Chereads / Garis Takdir The Series / Chapter 6 - Bukan Pria Baik-baik

Chapter 6 - Bukan Pria Baik-baik

Di perjalanan, gemericik air langit turun membasahi bumi dengan deras. Keduanya masih ada di perjalanan membelah jalan kota metropolitan.

Bahkan bukan hanya keduanya saja yang terkena air hujan kendaraan masing-masing juga terkena guyuran hujan.

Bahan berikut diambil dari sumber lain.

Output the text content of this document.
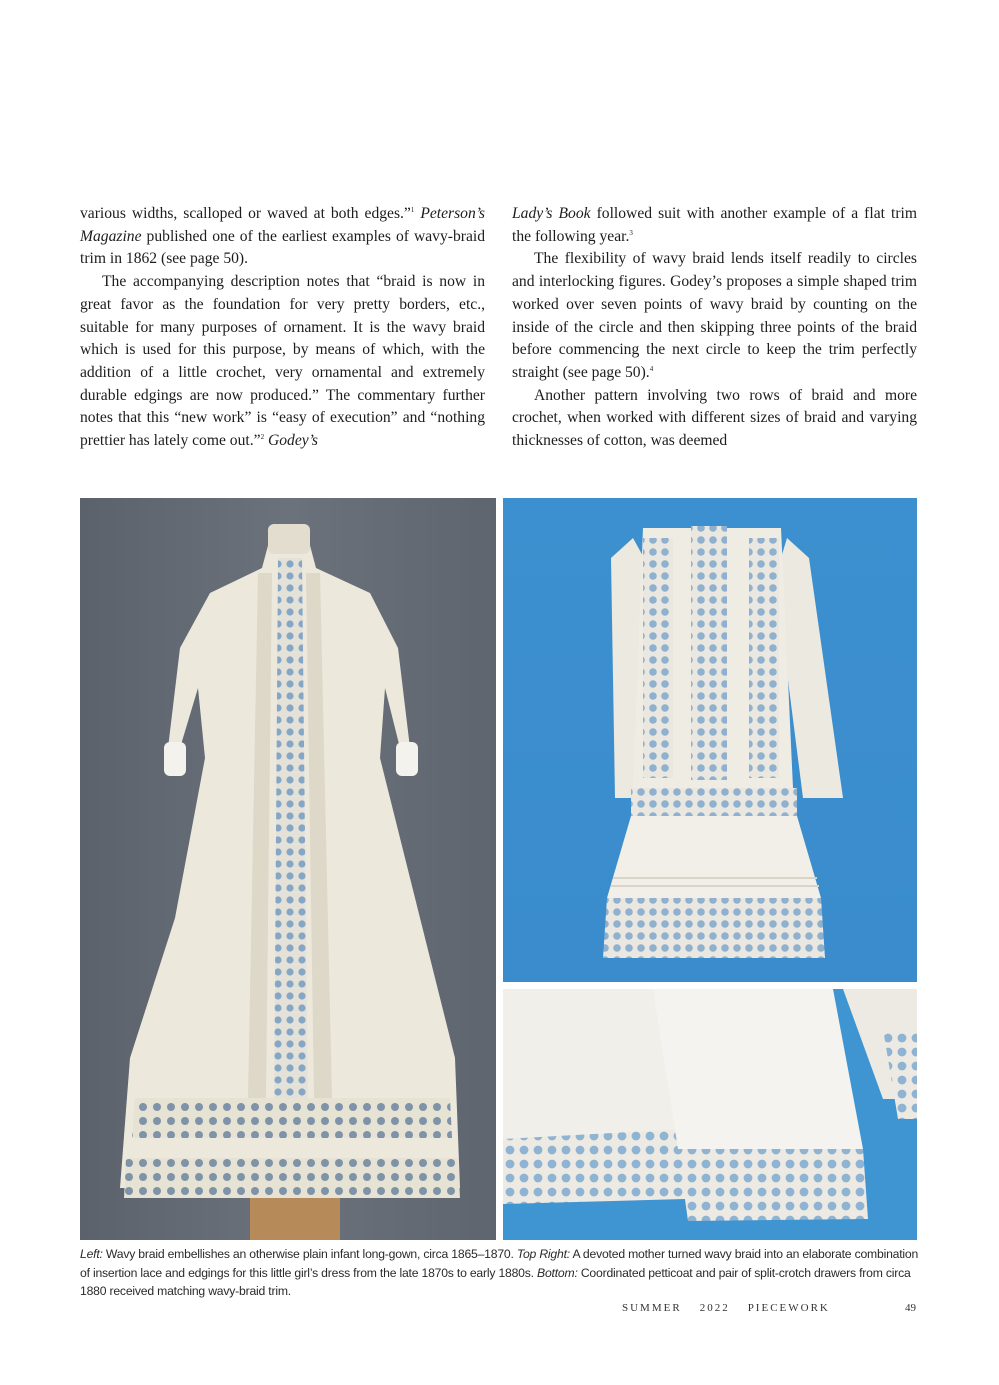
various widths, scalloped or waved at both edges.”$^1$ Peterson’s Magazine published one of the earliest examples of wavy-braid trim in 1862 (see page 50).

The accompanying description notes that “braid is now in great favor as the foundation for very pretty borders, etc., suitable for many purposes of ornament. It is the wavy braid which is used for this purpose, by means of which, with the addition of a little crochet, very ornamental and extremely durable edgings are now produced.” The commentary further notes that this “new work” is “easy of execution” and “nothing prettier has lately come out.”$^2$ Godey’s

Lady’s Book followed suit with another example of a flat trim the following year.$^3$

The flexibility of wavy braid lends itself readily to circles and interlocking figures. Godey’s proposes a simple shaped trim worked over seven points of wavy braid by counting on the inside of the circle and then skipping three points of the braid before commencing the next circle to keep the trim perfectly straight (see page 50).$^4$

Another pattern involving two rows of braid and more crochet, when worked with different sizes of braid and varying thicknesses of cotton, was deemed

Left: Wavy braid embellishes an otherwise plain infant long-gown, circa 1865–1870. Top Right: A devoted mother turned wavy braid into an elaborate combination of insertion lace and edgings for this little girl’s dress from the late 1870s to early 1880s. Bottom: Coordinated petticoat and pair of split-crotch drawers from circa 1880 received matching wavy-braid trim.
SUMMER 2022 PIECEWORK	49
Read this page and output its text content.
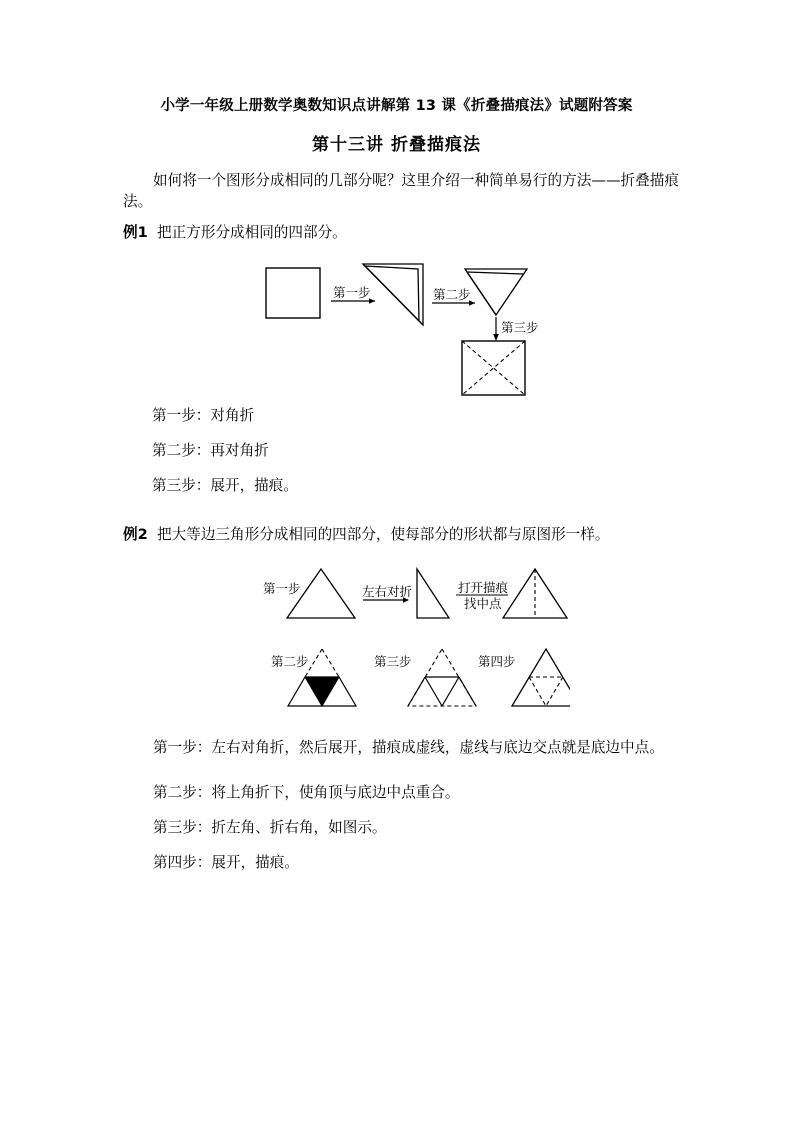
小学一年级上册数学奥数知识点讲解第 13 课《折叠描痕法》试题附答案
第十三讲 折叠描痕法
如何将一个图形分成相同的几部分呢？这里介绍一种简单易行的方法——折叠描痕法。
例1 把正方形分成相同的四部分。
第一步	第二步
第三步
第一步：对角折
第二步：再对角折
第三步：展开，描痕。
例2 把大等边三角形分成相同的四部分，使每部分的形状都与原图形一样。
第一步	左右对折	打开描痕
找中点
第二步	第三步	第四步
第一步：左右对角折，然后展开，描痕成虚线，虚线与底边交点就是底边中点。
第二步：将上角折下，使角顶与底边中点重合。
第三步：折左角、折右角，如图示。
第四步：展开，描痕。
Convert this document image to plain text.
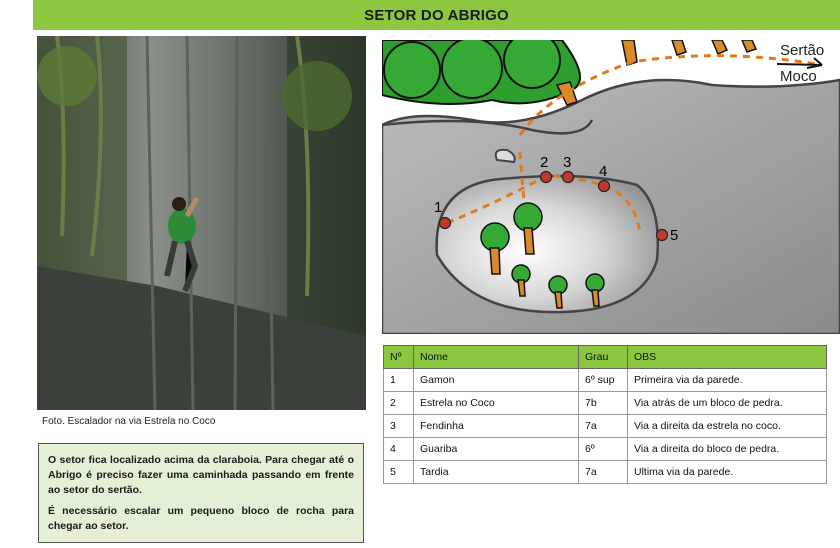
SETOR DO ABRIGO
Foto. Escalador na via Estrela no Coco

O setor fica localizado acima da claraboia. Para chegar até o Abrigo é preciso fazer uma caminhada passando em frente ao setor do sertão.

É necessário escalar um pequeno bloco de rocha para chegar ao setor.

1
2 3
4
5
Sertão
Moco
Nº	Nome	Grau	OBS
1	Gamon	6º sup	Primeira via da parede.
2	Estrela no Coco	7b	Via atrás de um bloco de pedra.
3	Fendinha	7a	Via a direita da estrela no coco.
4	Guariba	6º	Via a direita do bloco de pedra.
5	Tardia	7a	Ultima via da parede.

Tapi beda dengan pria itu meskipun sudah basah kuyup, ia masih merasa kehangatan dalam tubuhnya tengah di peluk seorang perempuan dengan dagu di pundaknya.

"Mau turun?" teriaknya, karena hujannya masih deras.

"Gak usah Galen, bentar lagi mau nyampe," Galen hanya mengangguk saja.

Tidak kurang lebih lima belas menit, keduanya telah sampai di kediaman rumah perempuan yang bersamanya.

Motor Galen sudah ada di halaman depan rumah Zea.

"Kamu jangan pulang dulu. Lagian di luar hujannya masih deras."

Mereka kini sudah ada di daun pintu Utama rumah perempuan itu.

"Gak ada penolakan!"

Bibir pria itu mengatupkan rapat. Jari lentik perempuan itu memegang pergelangan Galen, lalu Langkah kaki keduanya masuk ke dalam rumahnya.

Suara wanita paruh baya memekakan di penjuru dalam rumah terdengar nyaring di telinga keduanya, sedang pria paruh baya hanya menggelengkan kepalanya dengan tingkah laku istrinya ini.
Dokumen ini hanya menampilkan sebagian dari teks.